In his opinion, Judge Falk wrote: “FBW’s core principles; its membership comprised largely of Hoboken residents; its advocacy efforts focused on open space and flood related issues in Hoboken; and its public support of the Ordinances amount to a sufficient legally protectable interest to support intervention.” The Judge also concluded that FBW’s interest in this case could diverge from those of the City of Hoboken, thus satisfying another right to intervene in this litigation based on the Federal Rule of Civil Procedure.

Attorneys Aaron Kleinbaum of the Eastern Environmental Law Center and Renee Steinhagen of New Jersey Appleseed Public Interest Law Center have represented FBW in this matter. On February 26, 2014, Shipyard Associates, represented by the law firm Connell Foley, filed a summons and complaint with the United States District Court in Newark, New Jersey challenging the amended Hoboken ordinances.

Hoboken was especially hard-hit during Superstorm Sandy. The surge of the storm was especially devastating to the New Jersey shoreline, including the Hudson River. The City of Hoboken has taken a series of measures to protect its residents and businesses from future storms. The challenged ordinances were based on models promulgated by the New Jersey Department of Environmental Protection (NJDEP) and the latest studies issued by the FEMA. All piers on New Jersey’s Hudson River waterfront, including the pier for the proposed Monarch towers, are situated in FEMA’s highest flood-risk area designated as the “Coastal High Hazard Zone.”

Based on new FEMA standards, any new construction in the Coastal High Hazard Zone would need to be elevated two feet above the base flood elevation for a 100-year flood and allow flood waters and waves to flow freely underneath the building. Shipyard Associates current application for building the Monarch Towers does not comply with these new standards.

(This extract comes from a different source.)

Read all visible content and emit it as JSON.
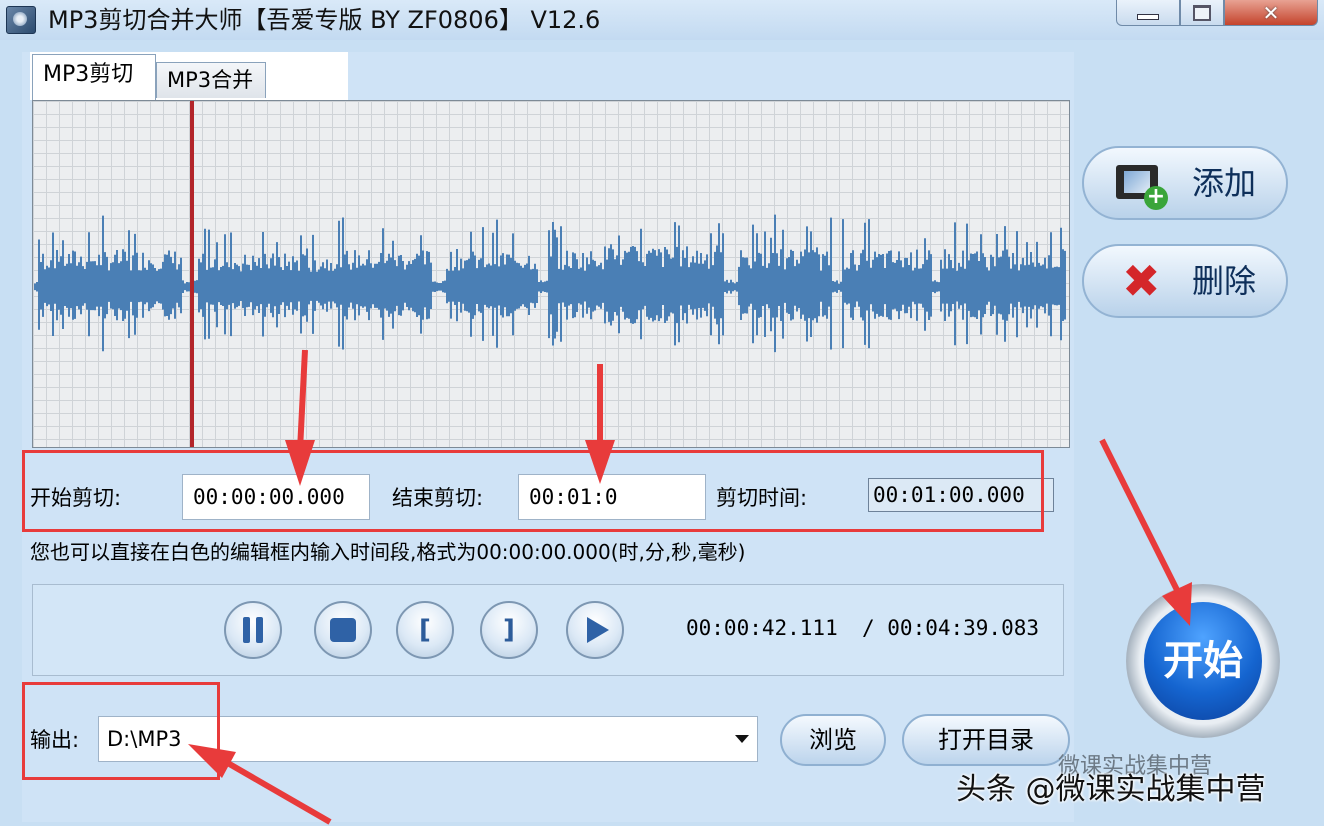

In 2011, the Shipyard developers completed the final units of an 1160-unit residential project that the Hoboken Planning Board approved in 1997. The Planning Board’s 1997 site plan approval required the Shipyard Associates to build open space, including tennis courts, a tennis pavilion and a portion of the Hudson River Waterfront Walkway on the final parcel, Development Block G, once the final units were completed. The developers also signed an agreement with the City of Hoboken that included this commitment to build the open space.

The Hoboken shoreline with a submerged portion of Sinatra Park during Superstorm Sandy. Photo Credit: TheBoken.com.

The Hoboken shoreline with a submerged portion of Sinatra Park during Superstorm Sandy.
Photo Credit: TheBoken.com.

Brothers David and Michael Barry, the principals of Shipyard Associates, reneged on this commitment to build the open space and in May of 2011 proposed to build two 11-story towers, a total of 78 units on Development Block G. About two-thirds of this final parcel is a pier that sits over the Hudson River at the Weehawken Cove.

The City of Hoboken, the Hudson Tea Building Condo Association and FBW have all challenged this development project. The various court actions have included denials by the Hoboken Planning Board and Hudson County Planning Board which Shipyard Associates has sought to reverse and a NJDEP waterfront permit granted for the project that the objectors are seeking to overturn. All of these cases are at various stages of appeal at considerable cost to the taxpayers of Hoboken.

But this federal case could be central to the final disposition of this case. If this court upholds the Hoboken ordinances, the Monarch Project will be confronted with a nearly impassable roadblock. Ordinances that protect the health and safety of its citizenry offer a solid legal basis for denying such a proposal.